Ask your DM, but it is strongly implied that you could not
Disarm is an optional rule, so you first need to know whether your DM will even allow it. If so, it would also be their call whether you could use a stunning strike on a Disarm attack.
The first step in making an attack is:
1. Choose a target. Pick a target within your attack's range: a creature, an object, or a location.
In looking at the game text, Disarm says (emphases mine):
A creature can use a weapon attack to knock a weapon or another item from a target's grasp. The attacker makes an attack roll contested by the target's Strength (Athletics) check or Dexterity (Acrobatics) check. If the attacker wins the contest, the attack causes no damage or other ill effect, but the defender drops the item.

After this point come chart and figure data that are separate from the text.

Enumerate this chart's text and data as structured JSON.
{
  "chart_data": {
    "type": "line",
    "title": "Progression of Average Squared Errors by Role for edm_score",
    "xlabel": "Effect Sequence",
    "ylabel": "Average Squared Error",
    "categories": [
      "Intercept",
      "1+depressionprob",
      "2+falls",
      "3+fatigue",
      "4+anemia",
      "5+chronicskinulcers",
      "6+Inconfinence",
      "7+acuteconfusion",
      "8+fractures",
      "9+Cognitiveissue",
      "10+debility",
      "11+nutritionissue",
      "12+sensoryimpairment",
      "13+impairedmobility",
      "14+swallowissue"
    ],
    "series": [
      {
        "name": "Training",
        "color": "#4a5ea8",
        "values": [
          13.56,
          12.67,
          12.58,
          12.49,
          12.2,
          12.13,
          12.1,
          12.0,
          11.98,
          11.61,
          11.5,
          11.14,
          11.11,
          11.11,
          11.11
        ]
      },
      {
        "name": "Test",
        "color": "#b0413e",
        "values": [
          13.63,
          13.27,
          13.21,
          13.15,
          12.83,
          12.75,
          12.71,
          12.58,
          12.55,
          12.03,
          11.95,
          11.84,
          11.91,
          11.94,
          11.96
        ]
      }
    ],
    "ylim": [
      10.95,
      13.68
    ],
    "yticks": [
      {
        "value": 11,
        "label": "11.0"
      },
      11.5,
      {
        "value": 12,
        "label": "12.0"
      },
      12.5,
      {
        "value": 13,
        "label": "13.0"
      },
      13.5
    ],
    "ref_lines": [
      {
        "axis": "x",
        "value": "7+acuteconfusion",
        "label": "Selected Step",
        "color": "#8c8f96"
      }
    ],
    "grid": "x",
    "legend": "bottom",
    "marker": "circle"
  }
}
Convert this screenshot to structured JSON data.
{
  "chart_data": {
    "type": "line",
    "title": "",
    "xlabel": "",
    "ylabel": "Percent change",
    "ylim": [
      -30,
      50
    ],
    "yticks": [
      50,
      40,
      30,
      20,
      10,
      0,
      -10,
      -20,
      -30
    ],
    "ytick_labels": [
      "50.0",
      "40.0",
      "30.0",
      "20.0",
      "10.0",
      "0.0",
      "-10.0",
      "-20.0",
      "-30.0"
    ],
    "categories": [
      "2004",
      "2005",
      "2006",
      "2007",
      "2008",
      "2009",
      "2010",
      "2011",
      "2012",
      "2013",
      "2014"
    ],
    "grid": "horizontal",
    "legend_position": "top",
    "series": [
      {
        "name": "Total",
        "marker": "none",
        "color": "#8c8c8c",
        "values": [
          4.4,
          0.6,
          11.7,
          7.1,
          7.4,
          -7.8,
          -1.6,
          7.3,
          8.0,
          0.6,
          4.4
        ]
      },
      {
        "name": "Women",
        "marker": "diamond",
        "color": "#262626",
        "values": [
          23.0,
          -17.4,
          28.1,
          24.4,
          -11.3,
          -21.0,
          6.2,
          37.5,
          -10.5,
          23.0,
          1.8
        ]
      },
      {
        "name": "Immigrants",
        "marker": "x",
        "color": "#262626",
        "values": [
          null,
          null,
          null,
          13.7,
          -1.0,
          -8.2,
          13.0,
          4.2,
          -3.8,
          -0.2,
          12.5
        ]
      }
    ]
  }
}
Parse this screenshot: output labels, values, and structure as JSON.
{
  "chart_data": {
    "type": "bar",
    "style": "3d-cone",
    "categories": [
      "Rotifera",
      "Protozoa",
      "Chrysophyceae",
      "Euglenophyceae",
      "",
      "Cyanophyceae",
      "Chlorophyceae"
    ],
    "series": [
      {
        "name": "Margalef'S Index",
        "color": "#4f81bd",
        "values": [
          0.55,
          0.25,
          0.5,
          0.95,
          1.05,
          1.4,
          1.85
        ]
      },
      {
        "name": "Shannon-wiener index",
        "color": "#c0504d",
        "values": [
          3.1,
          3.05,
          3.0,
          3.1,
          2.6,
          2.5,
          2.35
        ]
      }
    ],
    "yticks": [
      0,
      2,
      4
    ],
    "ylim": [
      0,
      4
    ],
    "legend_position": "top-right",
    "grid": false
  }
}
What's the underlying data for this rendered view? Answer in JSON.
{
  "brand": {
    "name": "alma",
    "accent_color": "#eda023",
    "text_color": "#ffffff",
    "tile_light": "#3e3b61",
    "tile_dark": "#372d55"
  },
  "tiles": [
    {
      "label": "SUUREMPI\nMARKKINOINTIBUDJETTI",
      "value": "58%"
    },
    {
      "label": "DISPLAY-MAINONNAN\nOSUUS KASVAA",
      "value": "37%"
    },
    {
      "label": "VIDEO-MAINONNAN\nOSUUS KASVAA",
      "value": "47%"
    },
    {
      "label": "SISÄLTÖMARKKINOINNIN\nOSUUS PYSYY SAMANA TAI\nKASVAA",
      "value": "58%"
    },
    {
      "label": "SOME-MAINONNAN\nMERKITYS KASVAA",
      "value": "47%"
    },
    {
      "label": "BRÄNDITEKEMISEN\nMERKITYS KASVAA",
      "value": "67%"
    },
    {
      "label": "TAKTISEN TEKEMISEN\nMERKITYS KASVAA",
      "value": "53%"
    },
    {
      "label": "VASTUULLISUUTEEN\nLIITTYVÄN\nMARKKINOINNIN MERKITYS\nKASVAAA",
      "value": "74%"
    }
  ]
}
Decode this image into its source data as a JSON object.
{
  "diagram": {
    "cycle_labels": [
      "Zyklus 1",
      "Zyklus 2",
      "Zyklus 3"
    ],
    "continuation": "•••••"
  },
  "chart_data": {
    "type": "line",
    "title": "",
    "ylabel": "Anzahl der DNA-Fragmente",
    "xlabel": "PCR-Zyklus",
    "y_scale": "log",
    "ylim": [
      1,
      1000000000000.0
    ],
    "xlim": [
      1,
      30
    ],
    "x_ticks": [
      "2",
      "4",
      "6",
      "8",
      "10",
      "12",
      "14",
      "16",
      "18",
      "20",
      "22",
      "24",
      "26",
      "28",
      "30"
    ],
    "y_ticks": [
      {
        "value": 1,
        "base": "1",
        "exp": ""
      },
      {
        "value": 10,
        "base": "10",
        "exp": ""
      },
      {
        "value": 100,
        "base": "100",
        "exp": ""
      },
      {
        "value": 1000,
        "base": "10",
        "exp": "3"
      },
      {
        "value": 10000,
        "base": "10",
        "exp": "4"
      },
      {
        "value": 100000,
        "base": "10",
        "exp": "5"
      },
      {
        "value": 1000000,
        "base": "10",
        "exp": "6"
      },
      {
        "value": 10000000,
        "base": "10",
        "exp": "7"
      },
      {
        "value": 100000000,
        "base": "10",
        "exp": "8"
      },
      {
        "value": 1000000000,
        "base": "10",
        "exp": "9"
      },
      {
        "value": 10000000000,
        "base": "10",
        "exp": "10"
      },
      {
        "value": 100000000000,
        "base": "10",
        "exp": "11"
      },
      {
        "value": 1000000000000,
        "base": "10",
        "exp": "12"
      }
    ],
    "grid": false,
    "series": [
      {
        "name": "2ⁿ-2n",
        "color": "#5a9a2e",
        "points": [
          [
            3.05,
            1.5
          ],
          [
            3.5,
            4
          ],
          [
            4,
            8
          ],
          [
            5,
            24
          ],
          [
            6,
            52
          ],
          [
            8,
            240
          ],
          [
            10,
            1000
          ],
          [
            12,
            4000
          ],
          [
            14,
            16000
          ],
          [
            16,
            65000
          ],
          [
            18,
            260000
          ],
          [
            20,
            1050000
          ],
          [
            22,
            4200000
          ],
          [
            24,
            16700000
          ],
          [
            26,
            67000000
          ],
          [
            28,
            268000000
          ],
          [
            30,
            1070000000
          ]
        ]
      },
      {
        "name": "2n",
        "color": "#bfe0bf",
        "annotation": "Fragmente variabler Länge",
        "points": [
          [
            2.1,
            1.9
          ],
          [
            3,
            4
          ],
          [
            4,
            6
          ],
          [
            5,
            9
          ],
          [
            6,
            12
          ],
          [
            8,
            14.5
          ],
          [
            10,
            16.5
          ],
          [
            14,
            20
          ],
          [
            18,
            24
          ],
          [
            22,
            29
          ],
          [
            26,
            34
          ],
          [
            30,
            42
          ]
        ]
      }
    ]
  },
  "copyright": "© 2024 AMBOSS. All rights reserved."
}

Although it is not explicitly stated, it is strongly implied here that your actual attack targets the opponent's weapon, not the opponent1. For one thing, the opponent's AC never enters the contest, presumably because you are attacking their weapon, not them. If you needed to strike or damage your opponent, that should get harder the better AC they have, but for your Disarm attempt, their AC is irrelevant.
Stunning strike, on the other hand, must be accomplished through an attack on the opponent itself (emphasis mine):
When you hit another creature with a melee weapon attack
Although Disarm does not explicitly tell us what the target of its attack roll is, it seems likely that it is the opponent's weapon. Thus you would not be fulfilling the requirement of stunning strike that you hit the creature itself.
However, you are monk and do have a surfeit of attacks compared to other characters. You might even have one or both hands free. Once you have disarmed the opponent, scoop up their weapon with your free hand as a free object interaction and then carry or throw it2 far from where they can retrieve it; then make another attack to stun a different opponent. You will need to spend more actions, but at least you will interfere with two opponents rather than one.
1Anecdotally, of all the weapon-removal techniques I have practiced (usually against knife, occasionally against handgun, staff, or sword) the disarming is seldom accomplished through damaging the opponent, but much more often through manipulating the weapon itself or their grip on it. Even when strikes are included in the technique, they are strikes to surprise or distract, not damage.
2Or, if you are lucky and their disarmed weapon counts as a ranged monk weapon, go ahead and throw it with your own attack.